Pero no. Con la simpleza y la inteligencia de los grandes, la mina que descolló cuando le tocó jugar en la Liga Mayor pero que jamás olvidó su arduo y extenso recorrido en inferiores hasta alcanzar la gloria, salió al campo con la humildad y la picardía que solo tienen aquellos que han pisado el potrero, que han jugado en el barro y que han lidiado con dueños de la pelota que, por pataduras e infames, se enojan y se la llevan en mitad de partido, dejando a todos fuera de juego.

La mina paró la número cinco. Se sacudió la emoción. Respiró profundo. Gambeteó las arremetidas del enemigo agazapado al otro lado del alambrado con elucubraciones mezquinas. Contuvo el fervor de los propios. Instó a revisar y limpiar el campo de juego. Expuso con contundencia el peligro de seguir descendiendo de categoría. Invitó a invertir la energía en entrenamiento antes que en enojo. Renovó tácticas comunicacionales. Convocó a la Unidad como estrategia superlativa. Acomodó a los suyos para la mejor foto de los últimos tiempos. Y más allá de la camiseta que pueda o no volver a lucir, se consagró como la imprescindible directora técnica de un equipo recién nacido pero con más trayectoria que cualquier seleccionado de primera.

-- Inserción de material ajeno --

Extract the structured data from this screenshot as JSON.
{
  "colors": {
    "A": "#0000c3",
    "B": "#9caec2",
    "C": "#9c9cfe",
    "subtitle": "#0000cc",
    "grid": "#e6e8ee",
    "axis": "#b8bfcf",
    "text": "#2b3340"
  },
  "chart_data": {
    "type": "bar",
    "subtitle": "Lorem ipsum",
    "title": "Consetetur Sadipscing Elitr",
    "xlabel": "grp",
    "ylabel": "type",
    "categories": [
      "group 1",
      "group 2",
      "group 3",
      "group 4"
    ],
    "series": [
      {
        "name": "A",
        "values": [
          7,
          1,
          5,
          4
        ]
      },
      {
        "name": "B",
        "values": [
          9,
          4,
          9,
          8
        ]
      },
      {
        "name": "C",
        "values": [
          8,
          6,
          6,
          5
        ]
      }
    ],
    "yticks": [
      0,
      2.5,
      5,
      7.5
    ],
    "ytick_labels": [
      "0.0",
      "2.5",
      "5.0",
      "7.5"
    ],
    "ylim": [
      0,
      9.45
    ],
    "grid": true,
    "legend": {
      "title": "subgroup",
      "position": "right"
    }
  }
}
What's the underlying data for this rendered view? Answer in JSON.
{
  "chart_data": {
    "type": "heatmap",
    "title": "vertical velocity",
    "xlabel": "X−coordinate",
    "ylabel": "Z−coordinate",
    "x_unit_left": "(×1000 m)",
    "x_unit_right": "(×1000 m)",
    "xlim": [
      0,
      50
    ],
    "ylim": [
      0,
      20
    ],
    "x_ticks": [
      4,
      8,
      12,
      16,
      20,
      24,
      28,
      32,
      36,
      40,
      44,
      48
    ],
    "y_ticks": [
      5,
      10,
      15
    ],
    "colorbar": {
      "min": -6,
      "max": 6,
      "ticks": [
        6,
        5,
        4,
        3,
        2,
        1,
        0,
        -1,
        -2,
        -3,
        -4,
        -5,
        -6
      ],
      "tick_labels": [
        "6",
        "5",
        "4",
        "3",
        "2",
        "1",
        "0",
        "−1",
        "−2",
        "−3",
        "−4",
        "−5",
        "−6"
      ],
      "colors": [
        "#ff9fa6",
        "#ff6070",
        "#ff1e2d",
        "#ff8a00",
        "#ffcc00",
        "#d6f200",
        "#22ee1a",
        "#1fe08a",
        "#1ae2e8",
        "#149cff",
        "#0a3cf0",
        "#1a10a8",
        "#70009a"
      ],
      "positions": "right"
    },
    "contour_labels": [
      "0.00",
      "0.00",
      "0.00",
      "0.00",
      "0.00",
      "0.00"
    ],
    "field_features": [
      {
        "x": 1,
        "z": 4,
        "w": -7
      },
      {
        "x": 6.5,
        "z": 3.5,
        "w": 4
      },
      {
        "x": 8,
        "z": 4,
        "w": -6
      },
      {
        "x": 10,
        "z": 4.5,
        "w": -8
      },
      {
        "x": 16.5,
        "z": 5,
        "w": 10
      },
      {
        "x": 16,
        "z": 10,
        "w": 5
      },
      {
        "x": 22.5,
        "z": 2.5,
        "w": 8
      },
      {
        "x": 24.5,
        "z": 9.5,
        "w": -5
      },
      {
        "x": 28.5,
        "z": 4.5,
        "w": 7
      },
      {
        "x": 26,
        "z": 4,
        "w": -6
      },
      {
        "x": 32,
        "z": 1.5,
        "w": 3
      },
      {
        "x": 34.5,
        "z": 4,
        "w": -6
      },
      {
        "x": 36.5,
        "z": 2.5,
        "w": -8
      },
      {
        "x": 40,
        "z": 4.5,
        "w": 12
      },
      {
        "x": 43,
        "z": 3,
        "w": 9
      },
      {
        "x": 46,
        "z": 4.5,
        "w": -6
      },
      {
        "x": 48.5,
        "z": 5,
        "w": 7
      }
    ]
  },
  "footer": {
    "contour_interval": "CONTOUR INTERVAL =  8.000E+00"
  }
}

Ella. La de familia de inmensos. La de apellidos que alcanzaron la inmortalidad. La que nos representó con creces a escala mundial. La que podría quedarse en su casa descansando en los títulos logrados con honores, salió hoy a la cancha, desconcertó una vez más a sus detractores, hizo jueguito para delirio de sus fanáticos y demostró, como nunca, que sigue siendo la figura del campeonato.

¿El himno? Lo cantó al final. Y el estadio y sus afueras aún tiemblan al ritmo de casi cien mil almas que lo cantaron con ella.

Adriana Esposto (intentando superar la emoción).